Friday 23 January 2015

Death is a period, not a moment, it lingers, rises up and rests a while, returning. There is no centre point. Nothing to hang a coat on.

This hellish, sleepless week has been taxing. Midge lies dieing, nurses give estimates of how long she has. It seems somehow deciryful and disrespectful planning funeral stuff when someone is alive. So we wait for phone calls.
I read soldiers in Afghanistan would have to be prepared at all times when voyaging about for IEDs though very rare. Waiting for a parcel in the post. That constant raised condition, that heightened state of preparation leads to PTSD.
My partner, driven mad by preparation. Bursts periodically in to psychotic episodes. I try yet my patience can fail me. I had the thought today that she would just die so actions could be carried out.
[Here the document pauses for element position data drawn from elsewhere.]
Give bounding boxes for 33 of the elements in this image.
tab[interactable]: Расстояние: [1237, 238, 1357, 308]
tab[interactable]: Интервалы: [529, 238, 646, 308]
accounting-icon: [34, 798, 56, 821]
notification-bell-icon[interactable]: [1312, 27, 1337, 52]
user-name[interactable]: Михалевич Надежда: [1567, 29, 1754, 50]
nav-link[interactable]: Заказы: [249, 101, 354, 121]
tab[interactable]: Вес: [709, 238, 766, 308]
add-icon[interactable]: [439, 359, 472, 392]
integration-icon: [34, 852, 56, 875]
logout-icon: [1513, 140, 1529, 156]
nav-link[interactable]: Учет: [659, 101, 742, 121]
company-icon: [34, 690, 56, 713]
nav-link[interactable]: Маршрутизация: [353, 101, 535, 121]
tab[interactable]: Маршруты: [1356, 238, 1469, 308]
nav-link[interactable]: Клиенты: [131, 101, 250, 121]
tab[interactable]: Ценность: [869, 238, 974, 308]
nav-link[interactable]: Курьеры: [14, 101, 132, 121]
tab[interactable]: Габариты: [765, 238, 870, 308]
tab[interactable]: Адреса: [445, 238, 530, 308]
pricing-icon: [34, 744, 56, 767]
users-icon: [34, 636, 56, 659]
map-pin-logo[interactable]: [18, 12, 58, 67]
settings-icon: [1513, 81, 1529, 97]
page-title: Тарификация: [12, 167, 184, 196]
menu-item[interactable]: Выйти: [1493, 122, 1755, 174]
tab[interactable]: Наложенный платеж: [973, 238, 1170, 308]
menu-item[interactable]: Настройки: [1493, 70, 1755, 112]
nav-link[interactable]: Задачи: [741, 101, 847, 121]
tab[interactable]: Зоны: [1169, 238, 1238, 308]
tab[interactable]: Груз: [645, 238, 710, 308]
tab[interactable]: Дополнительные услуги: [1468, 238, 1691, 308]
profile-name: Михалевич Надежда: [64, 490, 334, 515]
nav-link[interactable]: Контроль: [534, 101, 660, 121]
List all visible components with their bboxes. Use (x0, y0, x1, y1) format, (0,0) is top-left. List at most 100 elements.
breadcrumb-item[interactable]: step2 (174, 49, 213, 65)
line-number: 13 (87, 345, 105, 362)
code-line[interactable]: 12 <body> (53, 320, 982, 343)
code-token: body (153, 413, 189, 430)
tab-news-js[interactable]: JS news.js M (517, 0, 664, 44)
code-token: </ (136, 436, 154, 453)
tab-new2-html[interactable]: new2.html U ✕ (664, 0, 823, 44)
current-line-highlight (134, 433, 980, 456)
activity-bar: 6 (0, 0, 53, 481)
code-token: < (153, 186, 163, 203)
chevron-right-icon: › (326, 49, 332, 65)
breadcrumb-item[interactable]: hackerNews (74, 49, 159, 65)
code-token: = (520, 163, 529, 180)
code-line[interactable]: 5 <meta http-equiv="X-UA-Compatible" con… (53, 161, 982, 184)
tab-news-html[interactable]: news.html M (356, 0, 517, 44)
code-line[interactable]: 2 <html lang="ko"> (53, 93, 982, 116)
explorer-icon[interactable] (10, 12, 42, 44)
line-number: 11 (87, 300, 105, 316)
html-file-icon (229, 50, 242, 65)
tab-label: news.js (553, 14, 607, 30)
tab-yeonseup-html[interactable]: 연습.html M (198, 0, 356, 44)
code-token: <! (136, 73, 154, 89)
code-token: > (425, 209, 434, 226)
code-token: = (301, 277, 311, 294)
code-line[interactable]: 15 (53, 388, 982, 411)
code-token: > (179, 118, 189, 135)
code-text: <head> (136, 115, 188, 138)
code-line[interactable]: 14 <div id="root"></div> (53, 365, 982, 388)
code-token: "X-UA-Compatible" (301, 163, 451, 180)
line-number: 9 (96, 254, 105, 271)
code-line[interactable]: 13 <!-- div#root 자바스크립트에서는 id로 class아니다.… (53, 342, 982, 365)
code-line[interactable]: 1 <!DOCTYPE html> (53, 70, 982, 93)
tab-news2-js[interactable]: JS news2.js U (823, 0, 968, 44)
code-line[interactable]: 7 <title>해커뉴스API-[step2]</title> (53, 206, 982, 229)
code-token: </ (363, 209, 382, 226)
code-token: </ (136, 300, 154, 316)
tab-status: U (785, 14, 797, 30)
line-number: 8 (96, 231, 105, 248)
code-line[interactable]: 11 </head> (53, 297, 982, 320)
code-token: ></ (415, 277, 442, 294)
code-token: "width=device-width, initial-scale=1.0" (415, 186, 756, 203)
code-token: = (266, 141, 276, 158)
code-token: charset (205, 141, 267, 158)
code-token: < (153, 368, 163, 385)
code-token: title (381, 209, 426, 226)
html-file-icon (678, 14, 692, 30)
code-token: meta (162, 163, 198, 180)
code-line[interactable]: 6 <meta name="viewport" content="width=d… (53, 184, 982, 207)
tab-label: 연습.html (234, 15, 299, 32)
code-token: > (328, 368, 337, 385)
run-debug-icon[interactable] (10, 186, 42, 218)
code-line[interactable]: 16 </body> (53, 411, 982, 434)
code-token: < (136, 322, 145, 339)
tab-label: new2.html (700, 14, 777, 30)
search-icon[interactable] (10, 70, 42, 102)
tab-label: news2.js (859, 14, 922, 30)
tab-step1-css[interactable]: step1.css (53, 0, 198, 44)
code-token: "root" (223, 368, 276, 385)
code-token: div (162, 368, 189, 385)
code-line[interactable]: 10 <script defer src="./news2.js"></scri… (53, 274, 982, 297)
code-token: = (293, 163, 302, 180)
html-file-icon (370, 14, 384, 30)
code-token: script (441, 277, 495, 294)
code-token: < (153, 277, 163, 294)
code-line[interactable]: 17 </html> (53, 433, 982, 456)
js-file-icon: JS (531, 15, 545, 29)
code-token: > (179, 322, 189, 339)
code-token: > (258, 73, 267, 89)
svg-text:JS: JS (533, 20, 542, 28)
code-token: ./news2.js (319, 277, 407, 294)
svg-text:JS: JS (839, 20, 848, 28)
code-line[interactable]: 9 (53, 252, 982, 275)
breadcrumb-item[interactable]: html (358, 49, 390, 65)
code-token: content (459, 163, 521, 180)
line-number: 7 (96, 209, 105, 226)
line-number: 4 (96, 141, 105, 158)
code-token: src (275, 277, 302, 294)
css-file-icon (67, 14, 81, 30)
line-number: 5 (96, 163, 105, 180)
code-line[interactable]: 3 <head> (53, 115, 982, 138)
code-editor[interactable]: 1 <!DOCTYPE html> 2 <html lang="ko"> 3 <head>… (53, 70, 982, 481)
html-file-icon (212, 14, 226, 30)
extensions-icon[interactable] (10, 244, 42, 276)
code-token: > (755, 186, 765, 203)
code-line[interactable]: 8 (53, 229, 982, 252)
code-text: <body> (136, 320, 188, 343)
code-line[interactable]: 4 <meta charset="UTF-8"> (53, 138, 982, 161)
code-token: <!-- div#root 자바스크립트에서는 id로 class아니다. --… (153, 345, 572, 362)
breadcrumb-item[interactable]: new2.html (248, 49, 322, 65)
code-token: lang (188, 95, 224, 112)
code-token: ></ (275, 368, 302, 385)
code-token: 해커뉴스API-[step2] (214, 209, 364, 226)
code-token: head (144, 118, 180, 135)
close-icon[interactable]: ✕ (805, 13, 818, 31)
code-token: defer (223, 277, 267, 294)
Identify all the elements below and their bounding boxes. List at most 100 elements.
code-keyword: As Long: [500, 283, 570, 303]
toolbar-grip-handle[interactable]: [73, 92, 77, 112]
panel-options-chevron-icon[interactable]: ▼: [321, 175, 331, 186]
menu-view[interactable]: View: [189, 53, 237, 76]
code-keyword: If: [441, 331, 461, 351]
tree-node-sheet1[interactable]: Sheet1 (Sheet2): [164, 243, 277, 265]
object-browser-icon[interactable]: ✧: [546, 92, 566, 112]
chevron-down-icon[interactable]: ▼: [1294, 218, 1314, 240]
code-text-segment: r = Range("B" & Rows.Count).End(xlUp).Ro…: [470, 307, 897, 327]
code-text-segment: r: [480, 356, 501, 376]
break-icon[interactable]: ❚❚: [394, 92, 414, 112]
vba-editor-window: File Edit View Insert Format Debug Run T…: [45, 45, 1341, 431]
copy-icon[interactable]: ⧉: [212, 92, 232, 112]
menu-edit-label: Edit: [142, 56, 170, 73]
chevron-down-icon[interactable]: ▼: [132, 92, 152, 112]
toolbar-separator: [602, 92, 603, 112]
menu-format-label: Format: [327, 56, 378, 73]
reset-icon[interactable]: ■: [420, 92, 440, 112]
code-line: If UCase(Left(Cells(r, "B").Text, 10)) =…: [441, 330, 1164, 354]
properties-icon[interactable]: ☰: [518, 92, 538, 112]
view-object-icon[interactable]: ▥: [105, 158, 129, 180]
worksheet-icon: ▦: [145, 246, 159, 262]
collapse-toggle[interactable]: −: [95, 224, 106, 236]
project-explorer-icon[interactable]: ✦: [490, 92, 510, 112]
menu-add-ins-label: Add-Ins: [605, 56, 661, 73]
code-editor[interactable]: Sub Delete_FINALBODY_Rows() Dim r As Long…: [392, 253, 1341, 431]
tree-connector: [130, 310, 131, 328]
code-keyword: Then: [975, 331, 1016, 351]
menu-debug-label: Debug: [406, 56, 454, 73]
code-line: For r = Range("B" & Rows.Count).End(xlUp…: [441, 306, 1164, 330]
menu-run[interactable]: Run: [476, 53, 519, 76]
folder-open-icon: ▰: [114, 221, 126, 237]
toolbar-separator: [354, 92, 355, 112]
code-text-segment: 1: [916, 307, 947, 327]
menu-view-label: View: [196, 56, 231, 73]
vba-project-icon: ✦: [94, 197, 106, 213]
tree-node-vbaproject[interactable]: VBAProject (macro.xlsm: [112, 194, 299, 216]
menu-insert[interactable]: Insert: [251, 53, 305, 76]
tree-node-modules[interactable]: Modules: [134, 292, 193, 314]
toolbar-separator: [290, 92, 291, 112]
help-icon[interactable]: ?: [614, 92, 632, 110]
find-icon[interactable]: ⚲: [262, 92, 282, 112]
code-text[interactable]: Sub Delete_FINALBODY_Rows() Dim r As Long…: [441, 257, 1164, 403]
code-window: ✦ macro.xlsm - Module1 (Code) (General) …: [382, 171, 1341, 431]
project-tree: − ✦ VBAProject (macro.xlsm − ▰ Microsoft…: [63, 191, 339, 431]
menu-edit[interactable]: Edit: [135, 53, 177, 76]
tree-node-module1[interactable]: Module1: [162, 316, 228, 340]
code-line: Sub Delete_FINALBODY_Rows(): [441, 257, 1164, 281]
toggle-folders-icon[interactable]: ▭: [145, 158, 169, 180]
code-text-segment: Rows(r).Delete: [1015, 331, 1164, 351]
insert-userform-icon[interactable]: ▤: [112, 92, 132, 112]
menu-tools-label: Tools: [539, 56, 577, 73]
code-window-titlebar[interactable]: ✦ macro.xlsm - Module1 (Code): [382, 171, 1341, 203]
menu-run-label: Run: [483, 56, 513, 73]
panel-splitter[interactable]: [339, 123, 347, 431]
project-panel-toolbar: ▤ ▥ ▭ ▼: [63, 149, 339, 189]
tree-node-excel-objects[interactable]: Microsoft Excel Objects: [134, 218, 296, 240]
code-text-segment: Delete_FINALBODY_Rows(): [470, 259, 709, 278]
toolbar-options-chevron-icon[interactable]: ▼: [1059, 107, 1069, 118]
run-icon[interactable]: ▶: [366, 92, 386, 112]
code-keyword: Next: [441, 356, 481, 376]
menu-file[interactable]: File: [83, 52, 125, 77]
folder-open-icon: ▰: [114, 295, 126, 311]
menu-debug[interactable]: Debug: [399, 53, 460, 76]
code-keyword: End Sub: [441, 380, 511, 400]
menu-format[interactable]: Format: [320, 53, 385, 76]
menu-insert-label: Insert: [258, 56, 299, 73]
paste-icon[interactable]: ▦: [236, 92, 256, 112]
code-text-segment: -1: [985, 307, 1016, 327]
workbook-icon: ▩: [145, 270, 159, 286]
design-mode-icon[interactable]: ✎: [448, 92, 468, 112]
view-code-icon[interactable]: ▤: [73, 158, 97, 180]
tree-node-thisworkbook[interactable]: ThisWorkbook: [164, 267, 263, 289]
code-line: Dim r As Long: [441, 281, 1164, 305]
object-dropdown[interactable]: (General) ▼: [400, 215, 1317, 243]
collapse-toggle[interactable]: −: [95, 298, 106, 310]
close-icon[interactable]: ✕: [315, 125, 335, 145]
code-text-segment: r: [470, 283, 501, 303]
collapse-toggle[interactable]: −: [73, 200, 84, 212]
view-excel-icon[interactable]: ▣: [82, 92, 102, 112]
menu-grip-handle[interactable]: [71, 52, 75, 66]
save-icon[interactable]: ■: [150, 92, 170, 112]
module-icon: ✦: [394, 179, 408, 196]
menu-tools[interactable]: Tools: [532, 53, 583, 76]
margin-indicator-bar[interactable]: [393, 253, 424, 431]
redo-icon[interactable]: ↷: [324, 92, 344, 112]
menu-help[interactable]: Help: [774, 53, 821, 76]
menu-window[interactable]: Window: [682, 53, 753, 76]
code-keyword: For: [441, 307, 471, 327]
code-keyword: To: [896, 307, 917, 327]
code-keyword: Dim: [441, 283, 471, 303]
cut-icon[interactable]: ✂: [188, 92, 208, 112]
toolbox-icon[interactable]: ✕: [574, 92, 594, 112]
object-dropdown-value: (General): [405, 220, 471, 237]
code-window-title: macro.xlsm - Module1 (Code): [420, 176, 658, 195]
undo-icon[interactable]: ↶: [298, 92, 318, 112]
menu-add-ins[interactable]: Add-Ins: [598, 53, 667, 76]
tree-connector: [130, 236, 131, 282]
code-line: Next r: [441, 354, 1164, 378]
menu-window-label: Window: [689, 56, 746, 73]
A horrible thought I am ashamed to confess.
Her son travelled up, timing his arrival for the nurses death moment. No visit in five years. First calls are of tracking down money and retributive violence.
She must have heald on for his arrival. Money.
This state of waiting is stopping sleep, stopping eating. Paused. Ready to do what it is you do.
Death and its leftover money bring out the lowest. Her shame, her guilt for being drunk, fear of maternal failings. He will get his money. Then disappear, satisfied.
Then it'll no doubt be us leaping up to gather the clan.
Plan the send off.
Every emotion, great bravery, anger, fear, tearful love, greed, envy. This week has had them all. We are so tired, so very tired.
And Dean lies awake. Alone from his dog who could too be on the way out. His last decade everyday spent together. He can't talk. Just wait, like us for a phone call.